Media interest had reached unprecedented levels by the time Justice Clark’s verdict arrived on the second petition.

“There was a lot of media present, standing outside court even at ten o’clock at night. It was pretty different from that perspective and I don’t think many people in the insolvency community would have experienced anything like that.”

Neither judge was convinced by the survival projections made in Zoe’s Independent Accountant’s Reports – continuing a trend in the High Court this year which seems to have seen IARs come under increased scrutiny.

O’Mahony comments: “I think there has definitely been a change in the court’s attitudes in terms of how judges consider the IAR. They are becoming more analytical and forensic, I think, than they have been in the past.

“This case, in particular, got an extremely high level of scrutiny and perhaps more so than has happened before or since. The courts really drilled down into the figures. It will be interesting to see how the Supreme Court deals with ACC’s appeal in the Tivway case.”

Some insolvency practitioners have suggested that examinership isn’t appropriate for developers, where cashflow has dried up and the outlook for turnaround is longer-term than with other businesses.

“There’s always that argument that something needs to be overhauled with the legislation and I wouldn’t necessarily disagree. The legislation was brought in during the nineties and times change. And it’s not necessarily ideally suited to property companies that might need a bit longer, given the climate, to turn themselves around. But that’s not to say that what’s there isn’t sufficient to give the necessary lifeline to property companies. Accountancy practitioners of late have been coming up with more novel types of schemes.

“Examinership is the only piece of rescue legislation that we have. There are mechanisms there to give a lifeline to companies. The expressed standard is a reasonable prospect of survival and I would be very much in favour of abiding by that standard. The IAR should maybe give an idea of the path to solvency for the troubled company.”

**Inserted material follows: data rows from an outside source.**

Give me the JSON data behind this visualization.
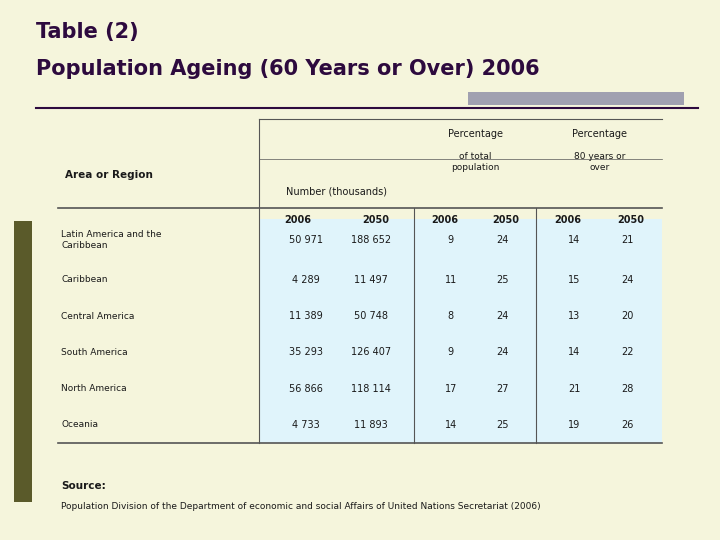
{
  "title_line1": "Table (2)",
  "title_line2": "Population Ageing (60 Years or Over) 2006",
  "bg_color": "#f5f5dc",
  "title_color": "#2d0a3e",
  "header_bg": "#add8e6",
  "row_bg_light": "#e0f4fb",
  "row_bg_white": "#f5f5dc",
  "gray_rect_color": "#a0a0b0",
  "left_accent_color": "#5a5a2a",
  "col_headers": [
    "Area or Region",
    "Number (thousands)",
    "",
    "Percentage\nof total\npopulation",
    "",
    "Percentage\n80 years or\nover",
    ""
  ],
  "sub_headers": [
    "",
    "2006",
    "2050",
    "2006",
    "2050",
    "2006",
    "2050"
  ],
  "rows": [
    [
      "Latin America and the\nCaribbean",
      "50 971",
      "188 652",
      "9",
      "24",
      "14",
      "21"
    ],
    [
      "Caribbean",
      "4 289",
      "11 497",
      "11",
      "25",
      "15",
      "24"
    ],
    [
      "Central America",
      "11 389",
      "50 748",
      "8",
      "24",
      "13",
      "20"
    ],
    [
      "South America",
      "35 293",
      "126 407",
      "9",
      "24",
      "14",
      "22"
    ],
    [
      "North America",
      "56 866",
      "118 114",
      "17",
      "27",
      "21",
      "28"
    ],
    [
      "Oceania",
      "4 733",
      "11 893",
      "14",
      "25",
      "19",
      "26"
    ]
  ],
  "source_label": "Source:",
  "source_text": "Population Division of the Department of economic and social Affairs of United Nations Secretariat (2006)"
}
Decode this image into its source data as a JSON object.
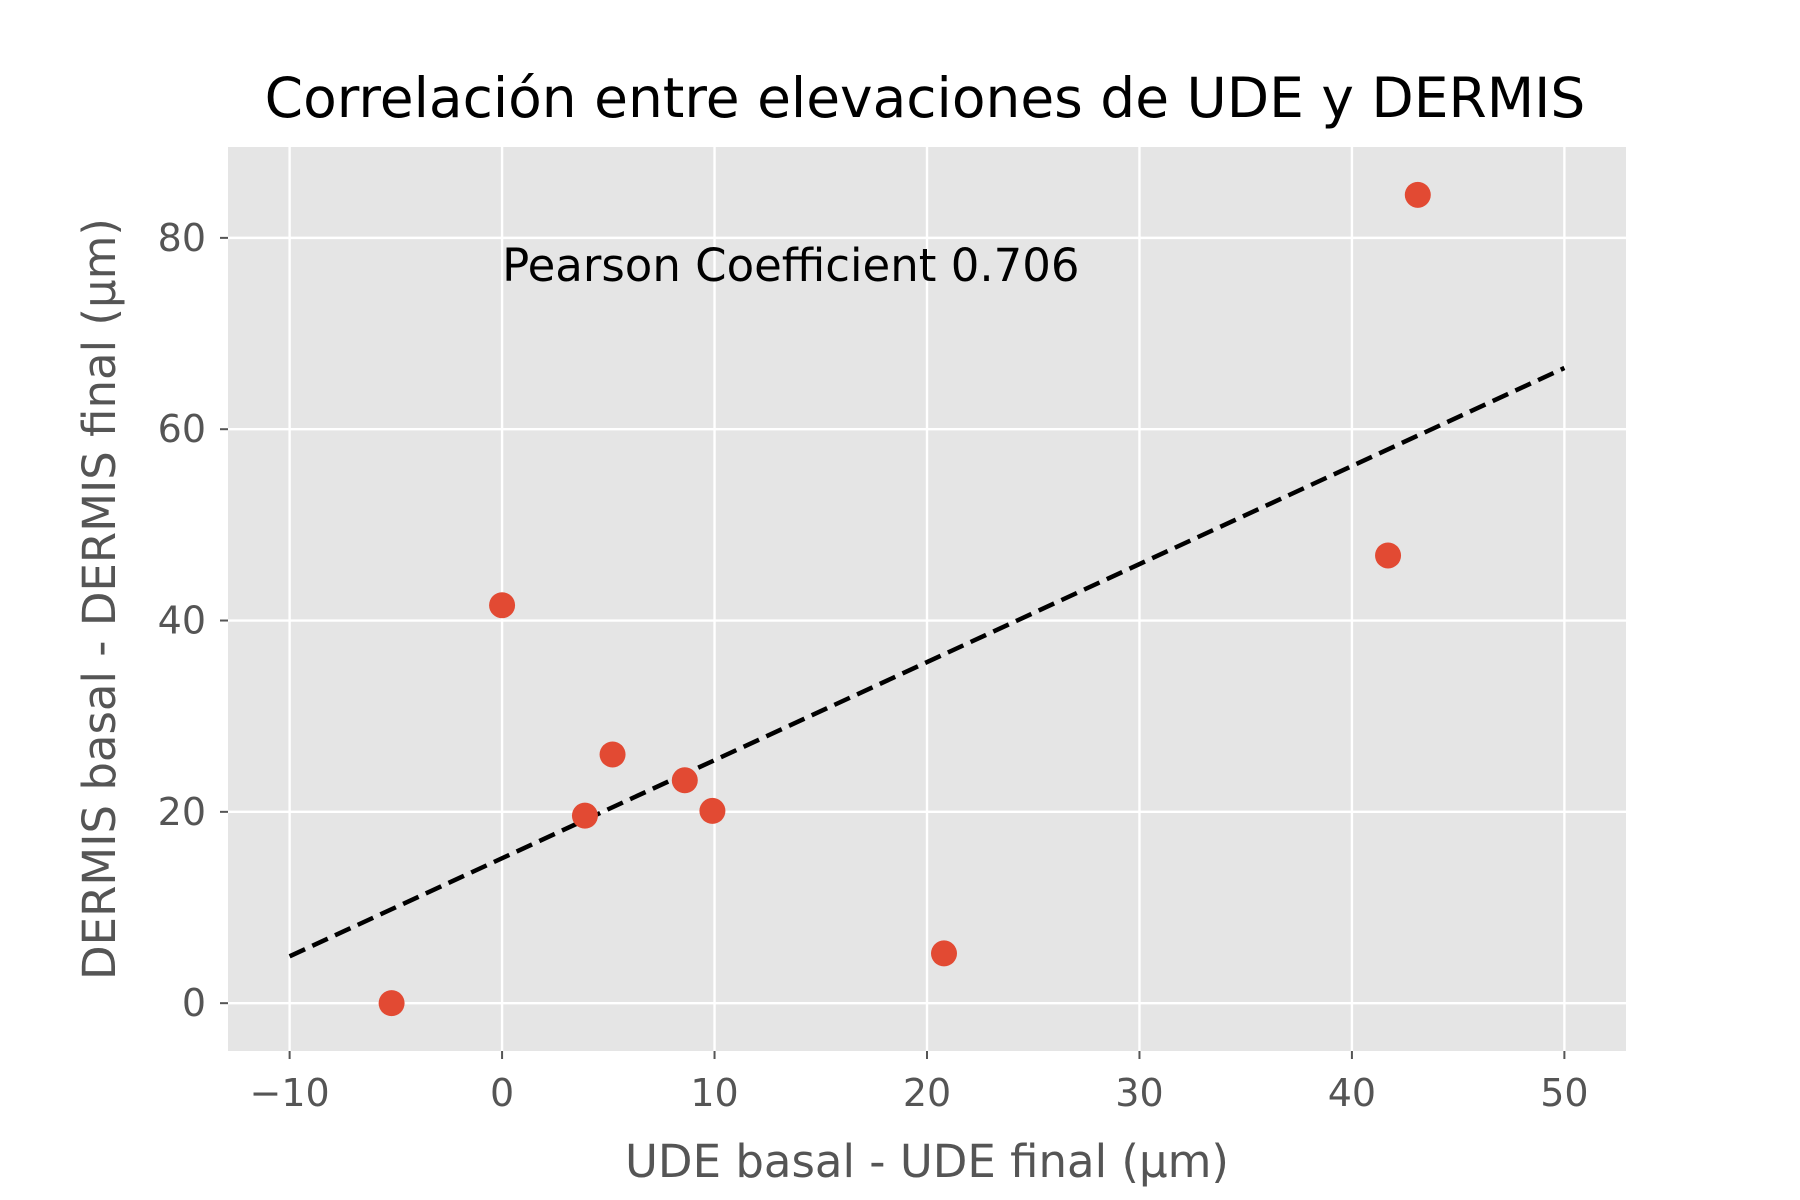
{
  "chart_data": {
    "type": "scatter",
    "title": "Correlación entre elevaciones de UDE y DERMIS",
    "xlabel": "UDE basal - UDE final (µm)",
    "ylabel": "DERMIS basal - DERMIS final (µm)",
    "xlim": [
      -12.9,
      52.9
    ],
    "ylim": [
      -5,
      89.5
    ],
    "xticks": [
      -10,
      0,
      10,
      20,
      30,
      40,
      50
    ],
    "xtick_labels": [
      "−10",
      "0",
      "10",
      "20",
      "30",
      "40",
      "50"
    ],
    "yticks": [
      0,
      20,
      40,
      60,
      80
    ],
    "ytick_labels": [
      "0",
      "20",
      "40",
      "60",
      "80"
    ],
    "grid": true,
    "background": "#e5e5e5",
    "points": {
      "color": "#e24a33",
      "x": [
        -5.2,
        0.0,
        5.2,
        3.9,
        8.6,
        9.9,
        20.8,
        41.7,
        43.1
      ],
      "y": [
        0.0,
        41.6,
        26.0,
        19.6,
        23.3,
        20.1,
        5.2,
        46.8,
        84.5
      ]
    },
    "fit_line": {
      "style": "dashed",
      "color": "#000000",
      "x": [
        -10,
        50
      ],
      "y": [
        4.9,
        66.4
      ]
    },
    "annotation": {
      "text": "Pearson Coefficient 0.706",
      "x": 0,
      "y": 75.5
    }
  }
}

So what is O’Mahony’s wishlist for a successful examinership?

“Bank support is essential of course. And preparation is important. You don’t want clients coming to you three days beforehand saying a receiver has been appointed, let’s work the magic here. Every practitioner will tell you that.”

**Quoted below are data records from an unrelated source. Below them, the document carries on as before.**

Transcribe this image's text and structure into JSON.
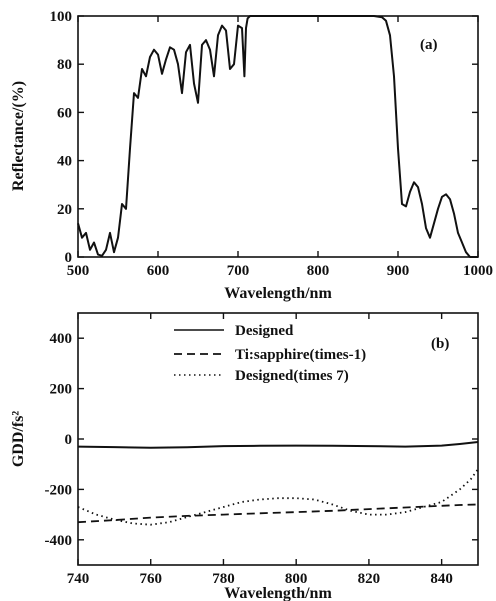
{
  "chart_data": [
    {
      "type": "line",
      "panel_label": "(a)",
      "xlabel": "Wavelength/nm",
      "ylabel": "Reflectance/(%)",
      "xlim": [
        500,
        1000
      ],
      "ylim": [
        0,
        100
      ],
      "xticks": [
        500,
        600,
        700,
        800,
        900,
        1000
      ],
      "yticks": [
        0,
        20,
        40,
        60,
        80,
        100
      ],
      "grid": false,
      "series": [
        {
          "name": "",
          "style": "solid",
          "x": [
            500,
            505,
            510,
            515,
            520,
            525,
            530,
            535,
            540,
            545,
            550,
            555,
            560,
            565,
            570,
            575,
            580,
            585,
            590,
            595,
            600,
            605,
            610,
            615,
            620,
            625,
            630,
            635,
            640,
            645,
            650,
            655,
            660,
            665,
            670,
            675,
            680,
            685,
            690,
            695,
            700,
            705,
            708,
            710,
            712,
            715,
            720,
            740,
            760,
            780,
            800,
            820,
            840,
            860,
            870,
            880,
            885,
            890,
            895,
            900,
            905,
            910,
            915,
            920,
            925,
            930,
            935,
            940,
            945,
            950,
            955,
            960,
            965,
            970,
            975,
            980,
            985,
            990,
            995,
            1000
          ],
          "y": [
            14,
            8,
            10,
            3,
            6,
            1,
            0.5,
            3,
            10,
            2,
            8,
            22,
            20,
            45,
            68,
            66,
            78,
            75,
            83,
            86,
            84,
            76,
            82,
            87,
            86,
            80,
            68,
            85,
            88,
            72,
            64,
            88,
            90,
            86,
            75,
            92,
            96,
            94,
            78,
            80,
            96,
            95,
            75,
            95,
            99,
            100,
            100,
            100,
            100,
            100,
            100,
            100,
            100,
            100,
            100,
            99.5,
            98,
            92,
            75,
            45,
            22,
            21,
            27,
            31,
            29,
            22,
            12,
            8,
            14,
            20,
            25,
            26,
            24,
            18,
            10,
            6,
            2,
            0,
            0,
            0
          ]
        }
      ]
    },
    {
      "type": "line",
      "panel_label": "(b)",
      "xlabel": "Wavelength/nm",
      "ylabel": "GDD/fs²",
      "xlim": [
        740,
        850
      ],
      "ylim": [
        -500,
        500
      ],
      "xticks": [
        740,
        760,
        780,
        800,
        820,
        840
      ],
      "yticks": [
        -400,
        -200,
        0,
        200,
        400
      ],
      "grid": false,
      "legend": "top-center",
      "series": [
        {
          "name": "Designed",
          "style": "solid",
          "x": [
            740,
            750,
            760,
            770,
            780,
            790,
            800,
            810,
            820,
            830,
            840,
            845,
            850
          ],
          "y": [
            -30,
            -32,
            -35,
            -33,
            -28,
            -27,
            -26,
            -27,
            -28,
            -30,
            -26,
            -20,
            -12
          ]
        },
        {
          "name": "Ti:sapphire(times-1)",
          "style": "dashed",
          "x": [
            740,
            750,
            760,
            770,
            780,
            790,
            800,
            810,
            820,
            830,
            840,
            845,
            850
          ],
          "y": [
            -330,
            -322,
            -312,
            -305,
            -300,
            -295,
            -290,
            -285,
            -278,
            -272,
            -265,
            -262,
            -260
          ]
        },
        {
          "name": "Designed(times 7)",
          "style": "dotted",
          "x": [
            740,
            745,
            750,
            755,
            760,
            765,
            770,
            775,
            780,
            785,
            790,
            795,
            800,
            805,
            810,
            815,
            820,
            825,
            830,
            835,
            840,
            845,
            848,
            850
          ],
          "y": [
            -270,
            -300,
            -320,
            -335,
            -340,
            -330,
            -310,
            -290,
            -270,
            -250,
            -240,
            -235,
            -235,
            -240,
            -260,
            -285,
            -300,
            -300,
            -290,
            -270,
            -250,
            -200,
            -160,
            -120
          ]
        }
      ]
    }
  ]
}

O’Mahony doesn’t see the current spate of insolvencies abating for a while yet and is adopting a wait-and-see attitude to NAMA, the government’s big play to save the banks and the property market.

“The litmus test will be when the banks have this assistance, whether they will be willing to lend to the SME market and whether finance will start to flow. It’s only then that you’ll be able to make a judgment on NAMA.”